PNNL researchers have demonstrated high adsorption levels using MOF and a common refrigerant. (PNNL)
PNNL researchers have previously worked with MOF, porous compounds that adsorb refrigerants, to build adsorbent cooling systems but this is the first test with fluorocarbon R134a, which is a common refrigerant.
“They tested five types of MOFs,” the article explained. “All five displayed very high R134a saturation capabilities, but one in particular—the zirconium-based NU-1000—showed exceptional fluorocarbon uptake, adsorbing 170 percent of its weight, one of the highest values yet seen for MOFs. The results show promise for developing smaller cooling units that use less refrigerant, which could help save costs and lower greenhouse gas emissions.”
While fluorocarbon R134a has replaced chlorofluorocarbons to avoid damaging the ozone layer, they are still greenhouse gases, so this research is an important breakthrough for more efficient and environmentally-friendly air conditioning systems.
The research was recently published in Applied Energy Materials. The abstract stated:
“Through solar, wind, or geothermal reallocation sources, heat transformation via adsorption-based systems provides the means to address the high energy global demand from refrigeration and cooling.
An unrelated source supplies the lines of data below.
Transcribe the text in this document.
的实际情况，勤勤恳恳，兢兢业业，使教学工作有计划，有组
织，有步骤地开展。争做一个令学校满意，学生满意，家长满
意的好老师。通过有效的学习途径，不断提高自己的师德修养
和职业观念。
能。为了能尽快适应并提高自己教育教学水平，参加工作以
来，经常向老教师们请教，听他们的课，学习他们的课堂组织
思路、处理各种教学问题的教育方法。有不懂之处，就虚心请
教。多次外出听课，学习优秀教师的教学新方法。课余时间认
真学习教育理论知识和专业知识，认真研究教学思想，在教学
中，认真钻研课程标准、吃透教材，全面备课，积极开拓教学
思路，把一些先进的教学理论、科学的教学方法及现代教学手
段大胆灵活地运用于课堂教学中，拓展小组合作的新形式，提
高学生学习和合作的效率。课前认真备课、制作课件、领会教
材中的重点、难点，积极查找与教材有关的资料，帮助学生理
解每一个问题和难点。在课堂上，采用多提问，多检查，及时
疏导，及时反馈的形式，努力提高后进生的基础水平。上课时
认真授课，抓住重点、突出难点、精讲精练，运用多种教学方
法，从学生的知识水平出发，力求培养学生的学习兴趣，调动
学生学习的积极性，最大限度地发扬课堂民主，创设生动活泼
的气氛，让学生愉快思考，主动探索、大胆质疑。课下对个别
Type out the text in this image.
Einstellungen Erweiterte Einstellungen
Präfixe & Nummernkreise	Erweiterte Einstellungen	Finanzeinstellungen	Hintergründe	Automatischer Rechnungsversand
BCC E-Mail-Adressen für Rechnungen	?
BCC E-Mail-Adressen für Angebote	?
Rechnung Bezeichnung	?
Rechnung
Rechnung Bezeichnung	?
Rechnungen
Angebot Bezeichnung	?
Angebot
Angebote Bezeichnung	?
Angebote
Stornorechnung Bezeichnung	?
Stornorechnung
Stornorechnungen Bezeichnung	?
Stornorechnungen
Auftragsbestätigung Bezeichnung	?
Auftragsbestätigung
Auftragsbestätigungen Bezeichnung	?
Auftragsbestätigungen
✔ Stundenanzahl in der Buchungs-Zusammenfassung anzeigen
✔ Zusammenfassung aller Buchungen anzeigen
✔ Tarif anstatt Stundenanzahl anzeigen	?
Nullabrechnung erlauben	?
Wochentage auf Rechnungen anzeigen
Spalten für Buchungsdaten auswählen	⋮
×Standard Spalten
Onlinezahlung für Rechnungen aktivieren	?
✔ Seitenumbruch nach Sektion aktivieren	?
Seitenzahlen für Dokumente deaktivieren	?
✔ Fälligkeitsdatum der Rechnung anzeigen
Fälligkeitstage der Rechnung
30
However, improvements toward a suitable, high performing adsorbent–refrigerant working pair must be made to boost the applicability of such systems.
“For the first time, a series of mesoporous metal–organic frameworks (MOFs) have been tested for R134a fluorocarbon adsorption for this purpose. Each of the selected MOFs exhibit excellent, reversible R134a adsorption. Among them, NU-1000 provided an exceptional fluorocarbon uptake of ∼170 wt % near saturation, which is among the highest values reported so far for MOFs.
“Exhibiting appropriate equilibrium isotherm behavior and working capacities as large as 125 wt %, it is evident that mesoporous MOFs—especially those with hierarchical structure—are promising candidates for chiller applications. Such high-performance materials provide significant potential for the design of future adsorption cooling systems.”